Cybersecurity attacks are on the rise, and financial data is a priority target for hackers.
Cybersecurity attacks are top priority for IT professionals. Ransomware, spyware, Trojans and phishing efforts continue to rise even as security pros develop new ways to combat evolving threats. For finance leaders, it's often tempting to consider cyberdefense a "technology problem" and focus on the performance, rather than protection, of online financial services.
But with consumers now demanding anytime, anywhere access to financial transactions and mobile-native finance apps necessary for any forward-thinking financial institution, it's no surprise that financial cyberrisks are also on the rise.
As noted by The Hill, "While the modern interconnectivity of our banks and financial firms offers tremendous opportunities, it creates tremendous risks, as well." According to ComputerWeekly.com, in fact, the average firm loses more than $900,000 for every cybersecurity incident. More worrisome? That seemingly isolated cyberattacks could have systemic, global repercussions.
Technological Tripping Hazard?
There's no doubt that advanced application and network technologies have benefited financial institutions. By allowing customers to complete service actions online rather than in-person, businesses are able to both increase overall satisfaction and reduce total overhead. In addition, big data offers the promise of real time, actionable insights with the right analytic solutions in place. But it's not all good news. The Business Times reports that Ravi Menon, director of the Monetary Authority of Singapore, as saying, "As more financial services are delivered over the Internet, there will be growing security and privacy concerns from cyberthreats."
The most common threat vector? Cybercriminals breaching databases to steal consumer information, then leveraging this data for ID theft or selling it for profit on the Dark web. Third-party POS terminals are a popular compromise vector here, since they allow lateral entry into payment networks, which hackers then parlay into full-fledged database access.

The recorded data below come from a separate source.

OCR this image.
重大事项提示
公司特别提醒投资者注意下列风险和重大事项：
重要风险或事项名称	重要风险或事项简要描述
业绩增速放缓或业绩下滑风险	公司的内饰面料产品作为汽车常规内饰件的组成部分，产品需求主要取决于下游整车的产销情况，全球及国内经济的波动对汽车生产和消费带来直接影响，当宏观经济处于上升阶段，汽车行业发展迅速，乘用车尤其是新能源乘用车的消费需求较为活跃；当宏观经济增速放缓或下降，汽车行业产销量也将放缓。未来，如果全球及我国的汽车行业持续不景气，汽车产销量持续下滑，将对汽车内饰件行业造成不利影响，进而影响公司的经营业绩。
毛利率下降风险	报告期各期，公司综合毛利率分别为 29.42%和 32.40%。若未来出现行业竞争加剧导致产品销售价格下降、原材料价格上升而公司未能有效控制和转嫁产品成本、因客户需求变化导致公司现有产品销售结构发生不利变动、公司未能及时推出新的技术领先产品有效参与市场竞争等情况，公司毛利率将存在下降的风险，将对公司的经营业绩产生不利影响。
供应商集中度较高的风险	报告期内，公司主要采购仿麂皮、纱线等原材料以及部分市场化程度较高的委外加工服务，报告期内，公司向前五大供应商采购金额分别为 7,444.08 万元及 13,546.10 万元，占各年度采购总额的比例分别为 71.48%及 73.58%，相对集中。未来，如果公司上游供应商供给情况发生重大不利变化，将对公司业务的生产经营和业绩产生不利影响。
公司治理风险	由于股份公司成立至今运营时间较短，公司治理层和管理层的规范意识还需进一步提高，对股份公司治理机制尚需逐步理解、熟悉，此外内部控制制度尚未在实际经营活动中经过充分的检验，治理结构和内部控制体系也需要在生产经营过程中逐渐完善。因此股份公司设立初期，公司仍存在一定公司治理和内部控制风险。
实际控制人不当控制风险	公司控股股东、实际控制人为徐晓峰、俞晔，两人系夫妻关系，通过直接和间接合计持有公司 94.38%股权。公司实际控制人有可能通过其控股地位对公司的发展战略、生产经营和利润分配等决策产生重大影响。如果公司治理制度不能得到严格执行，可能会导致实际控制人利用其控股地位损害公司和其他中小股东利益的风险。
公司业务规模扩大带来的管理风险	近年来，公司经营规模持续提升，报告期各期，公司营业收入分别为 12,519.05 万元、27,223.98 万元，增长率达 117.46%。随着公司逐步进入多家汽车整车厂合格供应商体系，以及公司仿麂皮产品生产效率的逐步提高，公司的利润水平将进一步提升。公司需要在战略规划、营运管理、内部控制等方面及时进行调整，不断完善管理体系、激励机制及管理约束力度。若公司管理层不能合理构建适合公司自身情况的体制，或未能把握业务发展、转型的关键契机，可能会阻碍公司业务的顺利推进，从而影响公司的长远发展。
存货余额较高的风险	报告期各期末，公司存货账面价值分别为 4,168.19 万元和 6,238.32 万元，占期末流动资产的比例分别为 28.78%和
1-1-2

Menon also points to potential problems with so-called "robo-advisors," software algorithms that recommend investment opportunities based on customer history, current market forces and acceptable risk levels. If cybersecurity attacks were carried out on these robo-advisers, it's possible for investors to lose millions — or billions — before any evidence of wrongdoing was uncovered.
In addition, there's the unknown risk of "runaway algorithms." If robo-advisers suddenly start making bad decisions thanks to programming flaws, it could lead to a systemic event where other advisers begin making odd choices to compensate for the original error. What's more, algorithms tend to encourage cyclicality in transactions and decision-making, meaning its hard to predict their impact on the market at large.
So how do finance leaders reduce the risk of cybersecurity attacks on their own network and defend against systemic threats at large? It starts with a recognition that finance is now inherently linked with IT. The need for mobile applications and on-demand transactions means that finance executives and IT pros must work together to develop effective defense and remediation strategies.
In more practical terms, this means deploying tools which actively protect the data of employees and consumers on your local network. Look for proactive, cloud-based solutions capable of defending data cross-platform and cross-device while still allowing access to verified consumers and admins. Consider the potential problem of robo-advisers. Mitigate their risk with cloud solutions that actively track their decision-making in real time along with incoming and outgoing traffic, then provide instant alerts to IT teams if something doesn't add up. This provides an extra layer of human oversight to shut down or reconfigure automated systems before things get out of hand.
But it's not enough just to safeguard your network — you also need to consider the role of any partner organizations handling employee or consumer data. As noted above, POS distributors are one potential weakness, as are third-party payment processors or credit-checking firms. Best bet? Put security expectations in writing. Make it clear that partners must adopt the same (or equivalent) type of proactive monitoring and response tools if they process, store or transmit any of your financial data.
Cybersecurity attacks are on the rise, and financial data is a priority target for hackers. Stay safe by recognizing your risk and building in proactive solutions to detect, report and remediate potential threats.